His objective was to design an innovative and functional urban space that would focus on the needs of its inhabitants and improve overall quality of life. All this would be made possible without denying the economic growth status of the city of Barcelona of that time.
The start of Plan Cerdà
Plan Cerdà was based on two fundamental pillars, and this is how the architect envisioned it:
- A network of straight, wide avenues that directly connect the different districts in the city.
- Octagonal blocks that allow for better circulation and use of its interior space.
The project would include a central square with landscaping for each block, and it would provide its residents with green zones and leisure spaces, both in the streets and in the block itself.
Zonification and mixed use
Plan Cerdà’s concept of zoning was also introduced into Barcelona’s urban planning. Ildefons Cerdà suggested dividing the area in zones, by separating residential areas from those with industrial and commercial purposes.

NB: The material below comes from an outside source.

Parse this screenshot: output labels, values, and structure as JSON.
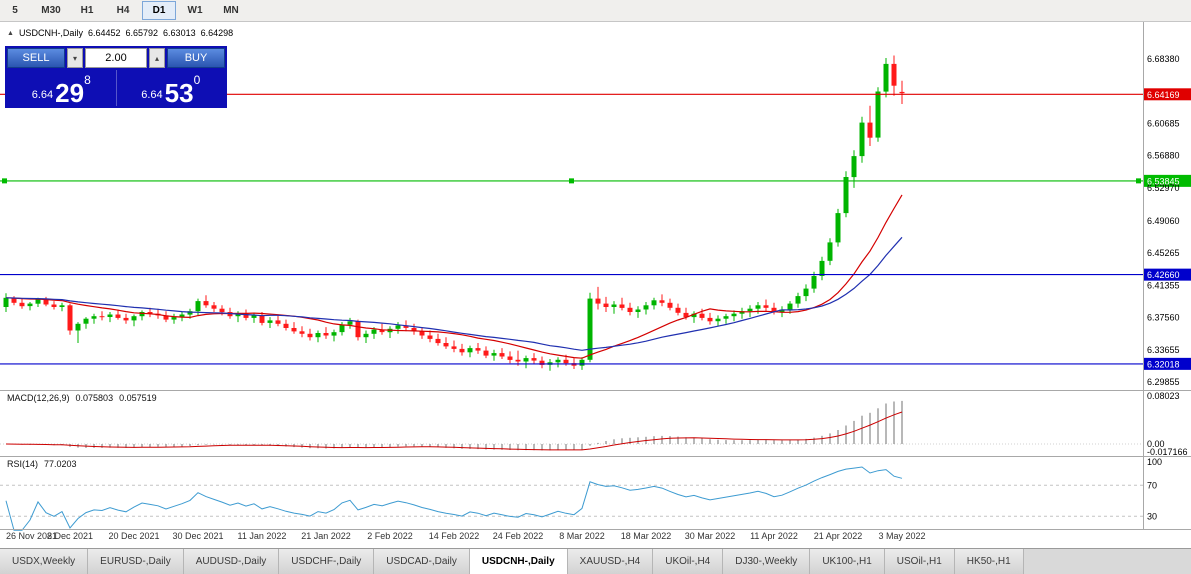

This type of zoning resulted in a better organisation of the city, and it avoided certain problems that would normally be caused by mixing different activities in a certain zone.
Plan Cerdà, however, also strived to implement residential blocks with mixed use to encourage diversity and vitality within each urban area. It meant that blocks would not only be destined for housing, but would also include small shops, schools and local services.
The combination of functions had a unique effect on the community, making it a lively urban environment that allowed for social interaction between its residents.
Implementation and legacy of Plan Cerdà
Ildefons Cerdà’s urban plan was gradually implemented from the 1860s and onwards. They started executing his plan in the centre of the city and expanded outwards. It transformed the urban landscape completely. In the last few decades, several modernist buildings have been constructed in the streets of Eixample, giving Barcelona its unique architectural identity.
One cannot deny the legacy of Plan Cerdà. The way Eixample was designed has helped define the city of Barcelona itself as a modern, elegant and innovative city.
Related article: Discover the district of Eixample
Today’s Eixample in Barcelona
Nowadays Eixample is still one of Barcelona’s most appealing districts. The streets of Eixample are filled with energy and life, caused by the presence of a variety of shops, restaurants, cafés and entertainment options. Eixample, in addition, is home to many of the city’s main tourist sights, like the Sagrada Familia, Casa Batlló and Casa Milà.
In order to preserve Eixample’s character, efforts to help balance urban development have been underway, and of course these support Cerdà’s legacy. Key focus points are affordable housing and architectural heritage protection. Every action should improve the district’s quality of life and contribute to urban sustainability.
Plan Cerdà and the way Eixample was designed are a clear representation of Barcelona’s urban planning history. What was once a bold project, with its wide avenues, octagonal blocks and areas of mixed use, has now left a lasting impact on the city.
The unique charm and cultural and architectural wealth of Barcelona’s Eixample has resulted in it being a vibrant and essential part of the city, attracting both residents and visitors from all over the world.